Dr Ya Huang
Dr Ya Huang specialises in human-motion dynamics. He has been a Senior Lecturer in Engineering Dynamics at the University of Portsmouth since 2009. He leads research into 1) human responses to shock and vibration, and 2) field ocean wave imaging and modelling for vessel seakeeping, paving steps to human-centred autonomy of future land and marine transports. Before Portsmouth, he enjoyed 18-month working as part of the Blast and Impact Dynamics Group at Sheffield University. Dr Huang obtained his doctorate degree in human responses to whole-body vibration in 2008 at the Institute of Sound and Vibration Research (ISVR), University of Southampton.
Through understanding force and motion experienced by the human body (biomechanics), Dr Huang’s main research interest has been human factors during whole-body vibration (WBV) and repeated shocks (RS) experienced in different modes of transport on land, in the air and at sea.
He has 20-year research experience of whole-body vibration and mechanical shock related biomechanic studies in the laboratory and in the field.
Dr Huang has contributed to new methodologies to reconstruct multiple channels of nonlinear and cross-correlated force and motion signals during whole-body vibration – a key step for modelling ride quality and injury prevention of all transportation systems.
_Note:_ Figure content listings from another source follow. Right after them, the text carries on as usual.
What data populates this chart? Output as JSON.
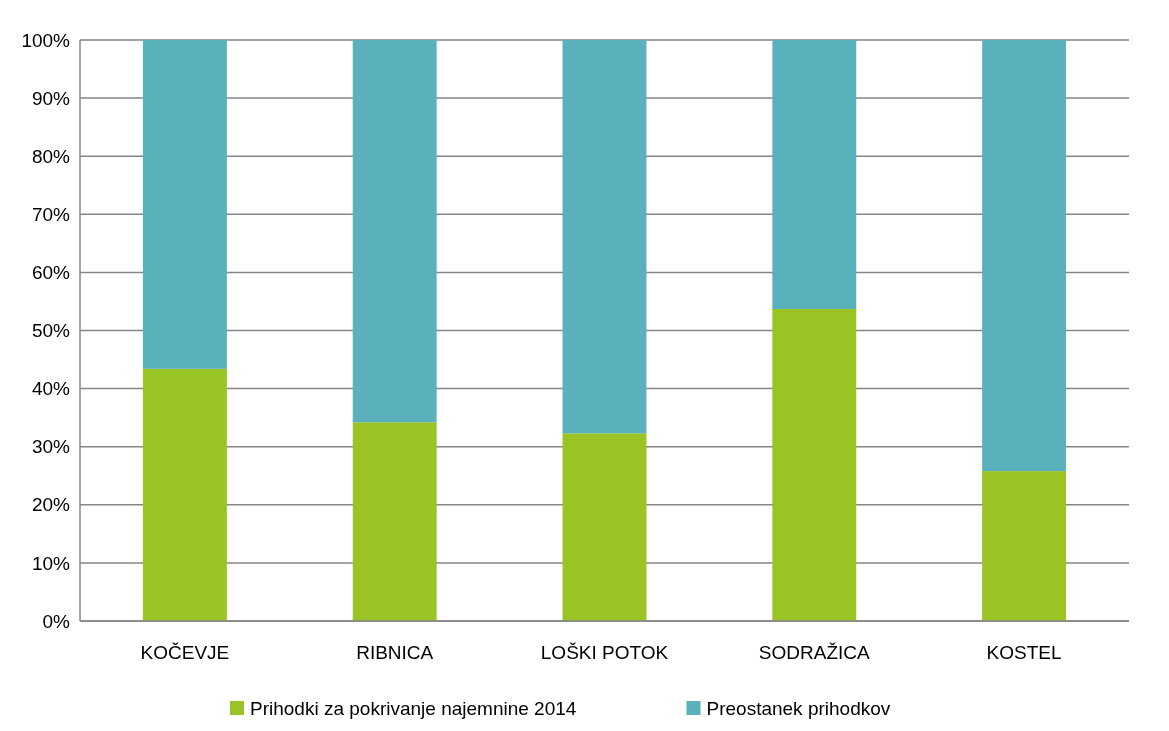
{
  "chart_data": {
    "type": "bar",
    "stacked": true,
    "categories": [
      "KOČEVJE",
      "RIBNICA",
      "LOŠKI POTOK",
      "SODRAŽICA",
      "KOSTEL"
    ],
    "series": [
      {
        "name": "Prihodki za pokrivanje najemnine 2014",
        "color": "#9ac424",
        "values": [
          43.4,
          34.2,
          32.3,
          53.7,
          25.8
        ]
      },
      {
        "name": "Preostanek prihodkov",
        "color": "#5bb1bb",
        "values": [
          56.6,
          65.8,
          67.7,
          46.3,
          74.2
        ]
      }
    ],
    "ylim": [
      0,
      100
    ],
    "yticks": [
      {
        "value": 0,
        "label": "0%"
      },
      {
        "value": 10,
        "label": "10%"
      },
      {
        "value": 20,
        "label": "20%"
      },
      {
        "value": 30,
        "label": "30%"
      },
      {
        "value": 40,
        "label": "40%"
      },
      {
        "value": 50,
        "label": "50%"
      },
      {
        "value": 60,
        "label": "60%"
      },
      {
        "value": 70,
        "label": "70%"
      },
      {
        "value": 80,
        "label": "80%"
      },
      {
        "value": 90,
        "label": "90%"
      },
      {
        "value": 100,
        "label": "100%"
      }
    ],
    "grid": "y",
    "legend": "bottom"
  }
}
These outcomes reduce the computational costs and enhance motion transmission models leading to better design and assessment tools. He has led laboratory studies using dynamic sitting trials of search and rescue crew using two classes of fast lifeboats seating configurations with the Royal National Lifeboat Institution.
Ya has extended his research into applying existing machine learning and vision algorithms to quantify human movement abnormity and to improve human machine interaction. He has investigated wave slam on fast craft using simulation. He has spearheaded the application of 3D dynamic scenes reconstruction using stereo vision system for assessing human responses to oncoming disturbances in transport systems. These have led to recent investigation into musculoskeletal modelling of lifeboat crew, optimal bracing and coping strategies on fast lifeboats. His current research is to push field ocean wave imaging and modelling for vessel seakeeping, paving steps to human-centred autonomy of future land and marine transports.